Why not have all our churches and denominations take a summer airing? The breath of the pine woods or a wrestle with the waters would put an end to everything like morbid religion. One reason why the apostles had such healthy theology is that they went-a-fishing. We would like to see the day when we will have Presbyterian camp-meetings, and Episcopalian camp-meetings, and Baptist camp-meetings, and Congregational camp-meetings, or, what would be still better, when, forgetful of all minor distinctions, we could have a church universal camp-meeting. I would like to help plant the tent-pole for such a convocation.
Quizzle.—Do you not think, governor, that there are inexpensive modes of recreation which are quite as good as those that absorb large means?
Yes, said the governor; we need to cut the coat according to our cloth. When I see that the Prince of Wales is three hundred thousand dollars in debt, notwithstanding his enormous income, I am forcibly reminded that it is not the amount of money a man gets that makes him well off, but the margin between the income and the outgo. The young man who while he makes a dollar spends a dollar and one cent is on the sure road either to bankruptcy or the penitentiary.
Next to the evil of living beyond one’s means is that of spending all one’s income. There are multitudes who are sailing so near shore that a slight wind in the wrong direction founders them. They get on well while the times are usual and the wages promptly paid; but a panic or a short period of sickness, and they drop helpless. Many a father has gone with his family in a fine carriage drawn by a spanking team till he came up to his grave; then he lay down, and his children have got out of the carriage, and not only been compelled to walk, but to go barefoot. Against parsimony and niggardliness I proclaim war; but with the same sentence I condemn those who make a grand splash while they live, leaving their families in destitution when they die.
Quizzle.—Where, governor, do you expect to recreate this coming summer?
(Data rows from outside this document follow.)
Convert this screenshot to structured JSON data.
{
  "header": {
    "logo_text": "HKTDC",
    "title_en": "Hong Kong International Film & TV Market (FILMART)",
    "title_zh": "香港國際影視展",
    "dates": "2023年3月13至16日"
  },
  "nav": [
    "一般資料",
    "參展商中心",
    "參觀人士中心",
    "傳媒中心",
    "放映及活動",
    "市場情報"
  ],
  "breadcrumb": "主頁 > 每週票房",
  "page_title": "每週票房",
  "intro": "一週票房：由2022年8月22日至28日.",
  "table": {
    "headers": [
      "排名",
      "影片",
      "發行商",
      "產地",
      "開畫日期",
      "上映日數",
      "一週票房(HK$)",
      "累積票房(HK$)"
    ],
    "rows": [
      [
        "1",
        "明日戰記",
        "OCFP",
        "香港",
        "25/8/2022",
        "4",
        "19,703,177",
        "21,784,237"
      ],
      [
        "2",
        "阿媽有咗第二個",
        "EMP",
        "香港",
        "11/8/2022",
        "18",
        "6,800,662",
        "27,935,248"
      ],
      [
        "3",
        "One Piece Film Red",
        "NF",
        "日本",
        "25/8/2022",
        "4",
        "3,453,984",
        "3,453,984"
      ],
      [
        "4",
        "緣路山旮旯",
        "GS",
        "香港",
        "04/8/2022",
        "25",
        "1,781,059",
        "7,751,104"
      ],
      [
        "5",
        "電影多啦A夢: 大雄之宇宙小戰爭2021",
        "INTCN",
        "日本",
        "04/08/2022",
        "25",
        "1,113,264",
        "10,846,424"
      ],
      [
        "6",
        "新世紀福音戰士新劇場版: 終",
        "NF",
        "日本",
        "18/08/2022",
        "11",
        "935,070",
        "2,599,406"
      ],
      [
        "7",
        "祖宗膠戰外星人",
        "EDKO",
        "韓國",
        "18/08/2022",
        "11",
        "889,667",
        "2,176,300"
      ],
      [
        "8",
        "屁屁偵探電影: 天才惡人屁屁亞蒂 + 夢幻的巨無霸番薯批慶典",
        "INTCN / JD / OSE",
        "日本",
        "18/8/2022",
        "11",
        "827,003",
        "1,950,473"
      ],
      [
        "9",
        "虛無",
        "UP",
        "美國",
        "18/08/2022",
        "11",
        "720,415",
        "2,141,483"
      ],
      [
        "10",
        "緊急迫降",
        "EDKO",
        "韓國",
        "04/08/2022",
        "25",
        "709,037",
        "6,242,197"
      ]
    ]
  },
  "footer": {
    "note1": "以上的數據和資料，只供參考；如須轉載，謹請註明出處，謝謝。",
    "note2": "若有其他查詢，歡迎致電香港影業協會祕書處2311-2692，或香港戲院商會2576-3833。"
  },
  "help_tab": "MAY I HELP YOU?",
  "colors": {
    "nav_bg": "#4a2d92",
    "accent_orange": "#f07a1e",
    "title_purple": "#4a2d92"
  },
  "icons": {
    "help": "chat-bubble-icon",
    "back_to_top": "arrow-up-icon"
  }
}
Wiseman.—Have not yet made up my mind. The question is coming up in all our households as to the best mode of vacation. We shall all need rest. The first thing to do is to measure the length of your purse; you cannot make a short purse reach around Saratoga and the White Mountains. There may be as much health, good cheer and recuperation in a country farmhouse where the cows come up every night and yield milk without any chalk in it.
What the people of our cities need is quiet. What the people of the country need is sightseeing. Let the mountains come to New York and New York go to the mountains. The nearest I ever get to heaven in this world is lying flat down on my back under a tree, looking up through the branches, five miles off from a post-office or a telegraph station. But this would be torture to others.